Hamilton himself was shot in the stomach but survived to be awarded the D.S.O. Writing in a personal letter fifty years later, as a retired Major-General, Hamilton added that Dost Muhammed should have been decorated:


‘He commanded the Machine Gun platoon during the fight on Pt 4080 in ‘35 and should have got decorated. They brought the MGs and ammunition up 2000 feet or more in the dark to give covering fire to the assault companies at first light - no mean feat up frantic, trackless peaks!’


On 25 November 1936, the Guides were carrying out operations against the Tori Khel in Waziristan’s Lower Khaisora Valley. In accordance with the usual practice picquets were posted on the high features, the ridges near Zerpezai, to protect the advance but progress was slower than anticipated and the column did not reach camp until nightfall. Dost Muhammad, then Subadar of “C” Company, carried out the difficult and dangerous work of withdrawing the picquets in the darkness and brought in the baggage train and rearguard. For this valuable service he was awarded the Indian Distinguished Service Medal, one of the first to be awarded in the new reign.


By now he was a distinguished Viceroy’s Commissioned Officer with more than twenty years of service. He was presented with the Order of British India, Second Class, which entitled him to use the title “Bahadur” or Brave. He apparently retired before 1939.


Following the outbreak of the Second World War, Dost Muhammad was re-employed on 25 November 1940. He served in India and with PAIFORCE in Persia and Iraq. In 1943 he was promoted to the First Class of the Order of British India, with the title “Sardar Bahadur”.

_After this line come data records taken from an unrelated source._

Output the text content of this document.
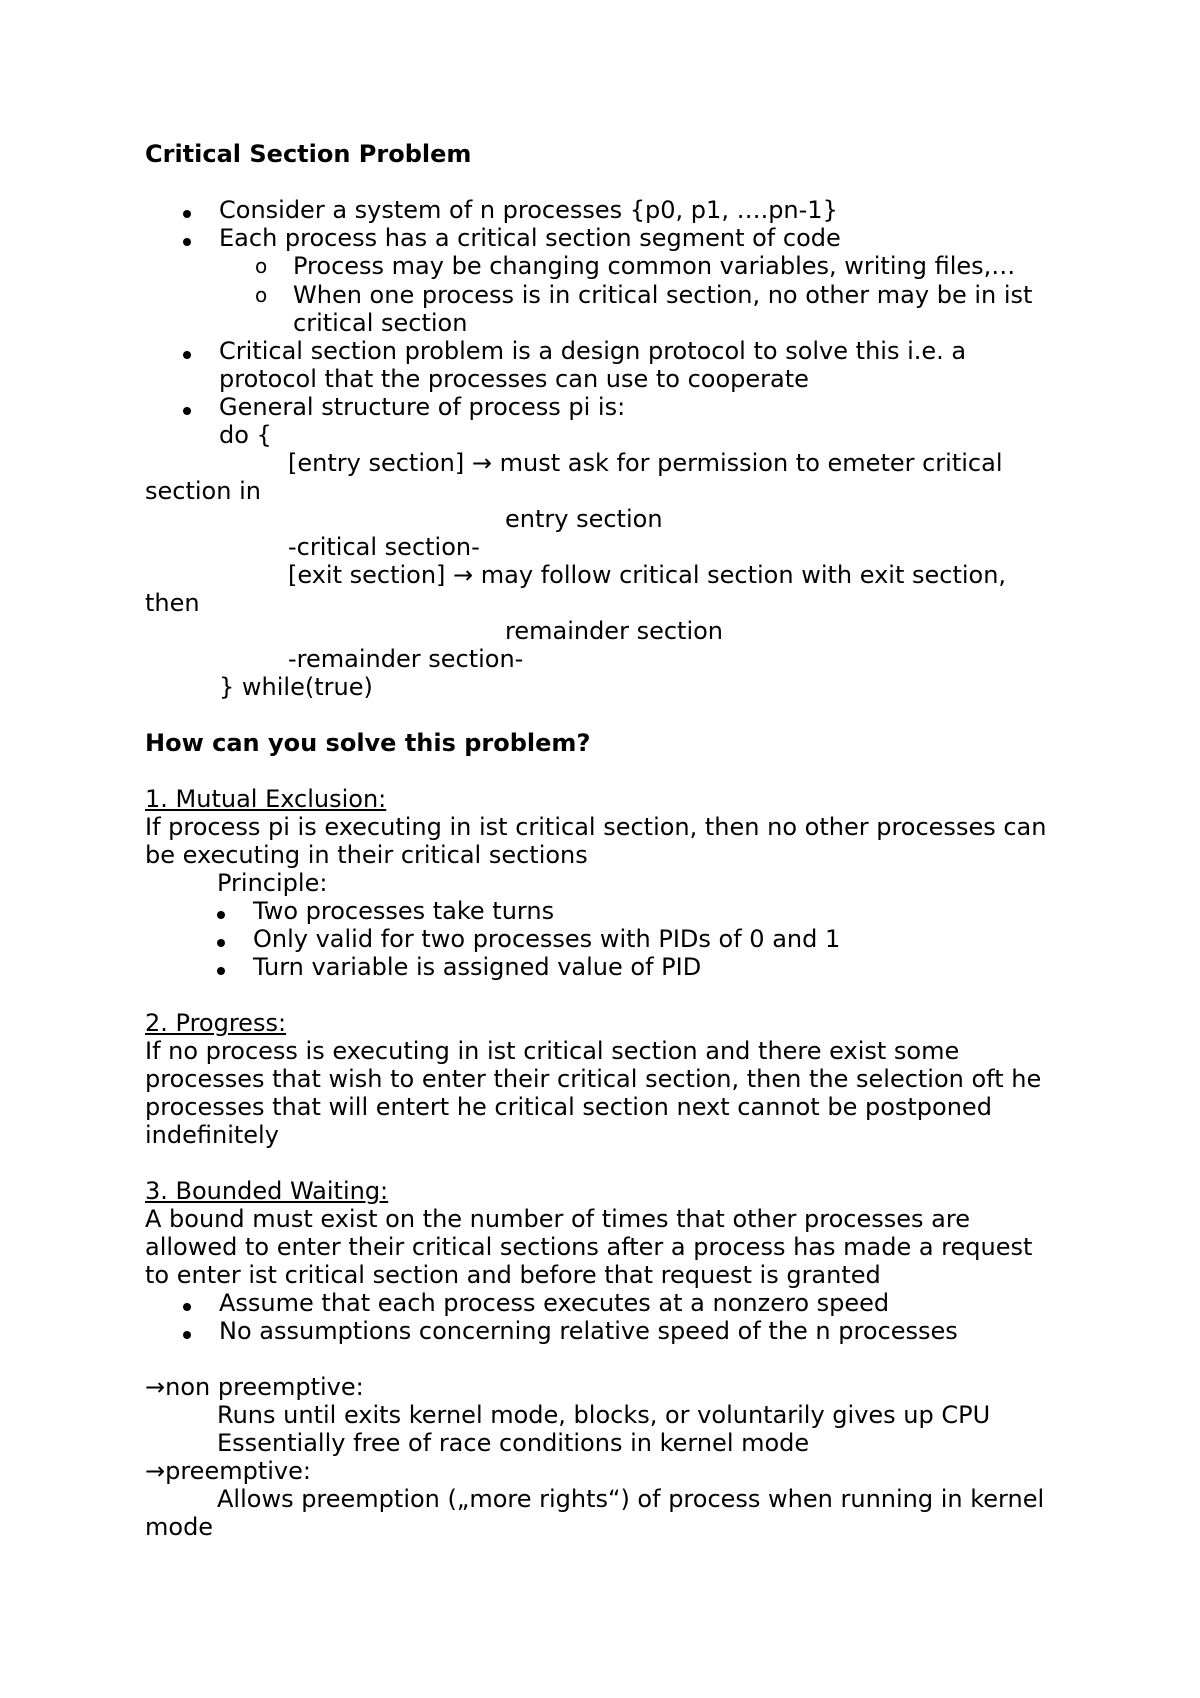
Critical Section Problem
Consider a system of n processes {p0, p1, ….pn-1}
Each process has a critical section segment of code
o Process may be changing common variables, writing files,…
o When one process is in critical section, no other may be in ist
critical section
Critical section problem is a design protocol to solve this i.e. a
protocol that the processes can use to cooperate
General structure of process pi is:
do {
[entry section] → must ask for permission to emeter critical
section in
entry section
-critical section-
[exit section] → may follow critical section with exit section,
then
remainder section
-remainder section-
} while(true)
How can you solve this problem?
1. Mutual Exclusion:
If process pi is executing in ist critical section, then no other processes can
be executing in their critical sections
Principle:
Two processes take turns
Only valid for two processes with PIDs of 0 and 1
Turn variable is assigned value of PID
2. Progress:
If no process is executing in ist critical section and there exist some
processes that wish to enter their critical section, then the selection oft he
processes that will entert he critical section next cannot be postponed
indefinitely
3. Bounded Waiting:
A bound must exist on the number of times that other processes are
allowed to enter their critical sections after a process has made a request
to enter ist critical section and before that request is granted
Assume that each process executes at a nonzero speed
No assumptions concerning relative speed of the n processes
→non preemptive:
Runs until exits kernel mode, blocks, or voluntarily gives up CPU
Essentially free of race conditions in kernel mode
→preemptive:
Allows preemption („more rights“) of process when running in kernel
mode
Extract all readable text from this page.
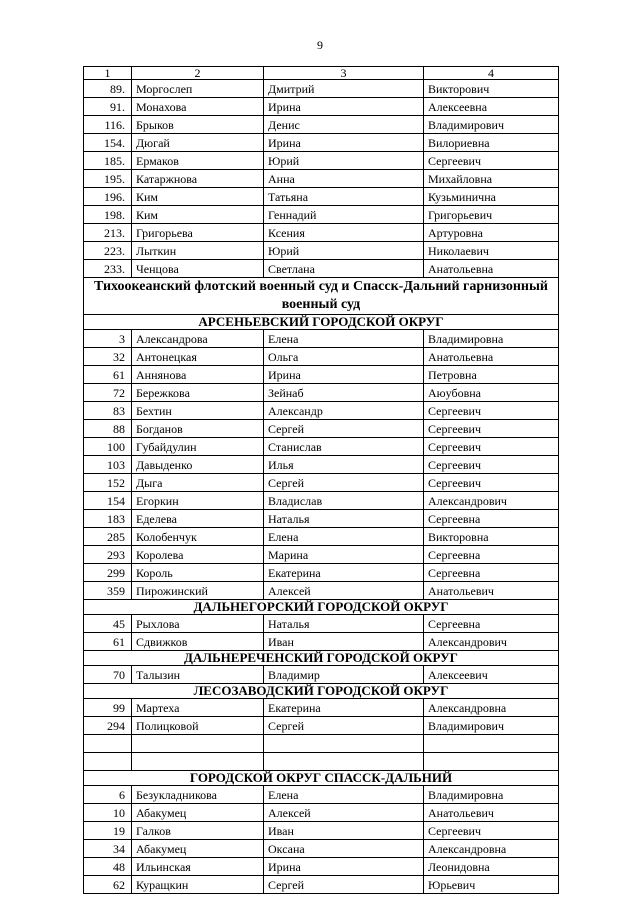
9
1	2	3	4
89.	Моргослеп	Дмитрий	Викторович
91.	Монахова	Ирина	Алексеевна
116.	Брыков	Денис	Владимирович
154.	Дюгай	Ирина	Вилориевна
185.	Ермаков	Юрий	Сергеевич
195.	Катаржнова	Анна	Михайловна
196.	Ким	Татьяна	Кузьминична
198.	Ким	Геннадий	Григорьевич
213.	Григорьева	Ксения	Артуровна
223.	Лыткин	Юрий	Николаевич
233.	Ченцова	Светлана	Анатольевна
Тихоокеанский флотский военный суд и Спасск-Дальний гарнизонный военный суд			
АРСЕНЬЕВСКИЙ ГОРОДСКОЙ ОКРУГ			
3	Александрова	Елена	Владимировна
32	Антонецкая	Ольга	Анатольевна
61	Аннянова	Ирина	Петровна
72	Бережкова	Зейнаб	Аюубовна
83	Бехтин	Александр	Сергеевич
88	Богданов	Сергей	Сергеевич
100	Губайдулин	Станислав	Сергеевич
103	Давыденко	Илья	Сергеевич
152	Дыга	Сергей	Сергеевич
154	Егоркин	Владислав	Александрович
183	Еделева	Наталья	Сергеевна
285	Колобенчук	Елена	Викторовна
293	Королева	Марина	Сергеевна
299	Король	Екатерина	Сергеевна
359	Пирожинский	Алексей	Анатольевич
ДАЛЬНЕГОРСКИЙ ГОРОДСКОЙ ОКРУГ			
45	Рыхлова	Наталья	Сергеевна
61	Сдвижков	Иван	Александрович
ДАЛЬНЕРЕЧЕНСКИЙ ГОРОДСКОЙ ОКРУГ			
70	Талызин	Владимир	Алексеевич
ЛЕСОЗАВОДСКИЙ ГОРОДСКОЙ ОКРУГ			
99	Мартеха	Екатерина	Александровна
294	Полицковой	Сергей	Владимирович

ГОРОДСКОЙ ОКРУГ СПАССК-ДАЛЬНИЙ			
6	Безукладникова	Елена	Владимировна
10	Абакумец	Алексей	Анатольевич
19	Галков	Иван	Сергеевич
34	Абакумец	Оксана	Александровна
48	Ильинская	Ирина	Леонидовна
62	Куращкин	Сергей	Юрьевич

Subadar Dost Muhammad, Sardar Bahadur, O.B.I., I.D.S.M., retired again at the end of the war, having served in the Guides for some thirty years.


Sold with a file of research including original letters from Major-General Godfrey Hamilton and Brigadier P. R. Macnamara, both mentioning Dost Muhammad.


1204


A Crimean War D.C.M. group of three awarded to Private James China, 77th Regiment, who was severely wounded in the final attack on the Redan in September 1855


DISTINGUISHED CONDUCT MEDAL, V.R. (J. China, 77th Regt.); CRIMEA 1854-56, 3 clasps, Alma, Inkermann, Sebastopol (J. China, 77th Regt.) engraved naming; Turkish Crimea, Sardinian issue, unnamed as issued and fitted with contemporary buckle, nearly very fine (3)


£2000-2500 D.C.M. recommendation dated 17 January 1855; According to Abbott’s roll a replacement medal was ordered on 13 November 1858.


James China was born in London and enlisted into the 3rd Foot at Bow Street on 22 June 1839, and transferred to the 31st Foot on 15 October 1844. Whilst serving with that regiment he was tried by Court Martial on four occasions. In June 1854 he volunteered to the 77th Regiment for service in the Crimea, where he was severely wounded in the final attack on the Redan on 8 September 1855. He was promoted to Corporal in November 1855 and to Sergeant in April 1856, but was once again sentenced by Court Martial to confinement for 14 days and reduced to Private in August 1856. Private China was discharged at Chatham on 25 November 1856, being unfit for further service due to a hernia caused by overexertion in the trenches before Sebastopol.